Patrząc na statystykę rynku oleistych można powiedzieć, że kwiecień jest miesiącem canoli. Wczoraj jej notowania wzrosły po raz ósmy z rzędu, a na dwanaście kwietniowych sesji tylko jedna zakończyła się spadkiem ceny. W tym czasie notowania podniosły się o 6,6 proc. W tym czasie rzepak na Matif podrożał o 0,5 proc., a amerykańska soja o 0,4 proc.

Notowania canoli rosną pomimo oczekiwań wzrostu areału zasiewów w nadchodzącym sezonie. Według ankiety Reutersa zakres oczekiwań analityków wynosi 19,5- 22,5 mln akrów przy średniej 21,3 mln akrów- było by to o 4,58 proc. więcej niż przed rokiem. Oficjalne szacunki zasiewów poda w najbliższy piątek kanadyjski urząd statystyczny (Stats Canada).

Bardzo słabo w ostatnim czasie prezentują się notowania oleju palmowego na giełdzie w Kuala Lumpur. Cena od szczytu wyznaczonego na początku lutego br. spadła już prawie 22 proc. i jest najniższa od sierpnia 2016 r.

Wczoraj mocno (o ponad 3 proc.) potaniała ropa na światowych giełdach. Jej ceny ponownie zbliżają się do 50 USD za baryłkę (WTI- ok. 51 USD, Brent- ok. 53 USD). Przypomnę, że ok. 60 proc. rzepaku w UE przerabiane jest na biopaliwa. W tej sytuacji wczorajszy spadek ceny o 0,3 proc. nie powinien dziwić.

Rzepak Matif, kontrakt majowy- cena spadła o 0,32 proc. (395,25 euro/t- 1676 zł/t).


Notowania majowych kontraktów terminowych na rzepak wyrażone w złotych przedstawia poniższy wykres:

Na poniższym wykresie kontynuacyjnym kontraktów na rzepak notowanych na Matif dominuje długoterminowy trend wzrostowy, średnioterminowy jest wzrostowy i krótkoterminowy spadkowy.

Soja CBOT, kontrakt majowy- cena wzrosła o 0,45 proc. (349,15 USD/t- 1382 zł/t).

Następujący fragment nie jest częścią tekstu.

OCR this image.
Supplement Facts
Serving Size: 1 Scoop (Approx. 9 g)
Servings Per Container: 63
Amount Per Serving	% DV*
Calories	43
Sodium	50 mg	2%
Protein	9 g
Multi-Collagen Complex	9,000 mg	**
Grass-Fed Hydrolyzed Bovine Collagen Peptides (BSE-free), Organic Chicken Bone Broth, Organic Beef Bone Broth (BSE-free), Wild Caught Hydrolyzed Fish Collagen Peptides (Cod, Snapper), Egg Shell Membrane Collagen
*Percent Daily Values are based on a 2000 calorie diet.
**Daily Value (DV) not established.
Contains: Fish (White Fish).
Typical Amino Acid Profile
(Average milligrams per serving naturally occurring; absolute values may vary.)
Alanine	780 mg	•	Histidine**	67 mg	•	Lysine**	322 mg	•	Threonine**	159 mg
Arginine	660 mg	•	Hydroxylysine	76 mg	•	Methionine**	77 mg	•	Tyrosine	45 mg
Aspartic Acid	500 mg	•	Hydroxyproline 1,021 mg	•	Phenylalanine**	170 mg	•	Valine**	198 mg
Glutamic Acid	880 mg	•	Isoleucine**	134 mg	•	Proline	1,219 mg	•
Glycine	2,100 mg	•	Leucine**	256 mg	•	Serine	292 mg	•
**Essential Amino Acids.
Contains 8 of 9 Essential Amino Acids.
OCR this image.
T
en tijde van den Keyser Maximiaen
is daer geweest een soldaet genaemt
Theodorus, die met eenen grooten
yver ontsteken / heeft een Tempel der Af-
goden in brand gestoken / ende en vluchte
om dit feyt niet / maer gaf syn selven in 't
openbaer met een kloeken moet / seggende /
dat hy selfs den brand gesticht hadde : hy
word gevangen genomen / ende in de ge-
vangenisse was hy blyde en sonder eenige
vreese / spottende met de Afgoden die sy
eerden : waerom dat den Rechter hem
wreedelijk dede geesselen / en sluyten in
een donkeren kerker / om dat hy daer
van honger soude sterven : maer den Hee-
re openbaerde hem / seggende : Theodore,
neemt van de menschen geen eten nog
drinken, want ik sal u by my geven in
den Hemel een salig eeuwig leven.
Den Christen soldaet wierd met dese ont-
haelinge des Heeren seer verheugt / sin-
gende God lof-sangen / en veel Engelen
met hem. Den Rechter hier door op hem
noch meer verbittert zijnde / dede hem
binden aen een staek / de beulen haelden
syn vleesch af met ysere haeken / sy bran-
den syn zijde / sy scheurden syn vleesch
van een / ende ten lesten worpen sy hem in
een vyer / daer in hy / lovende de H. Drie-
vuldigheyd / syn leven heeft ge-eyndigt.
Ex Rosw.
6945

Na giełdzie w Chicago na soi dominuje trend spadkowy- długoterminowy, średnioterminowy jest wzrostowy, krótkoterminowy spadkowy.

Canola WCE, kontrakt majowy- cena wzrosła o 0,84 proc. (516,50 CAD/t- 1523 zł/t).

W Winnipeg na canoli dominuje długoterminowy trend wzrostowy, średnioterminowy wzrostowy i krótkoterminowy spadkowy.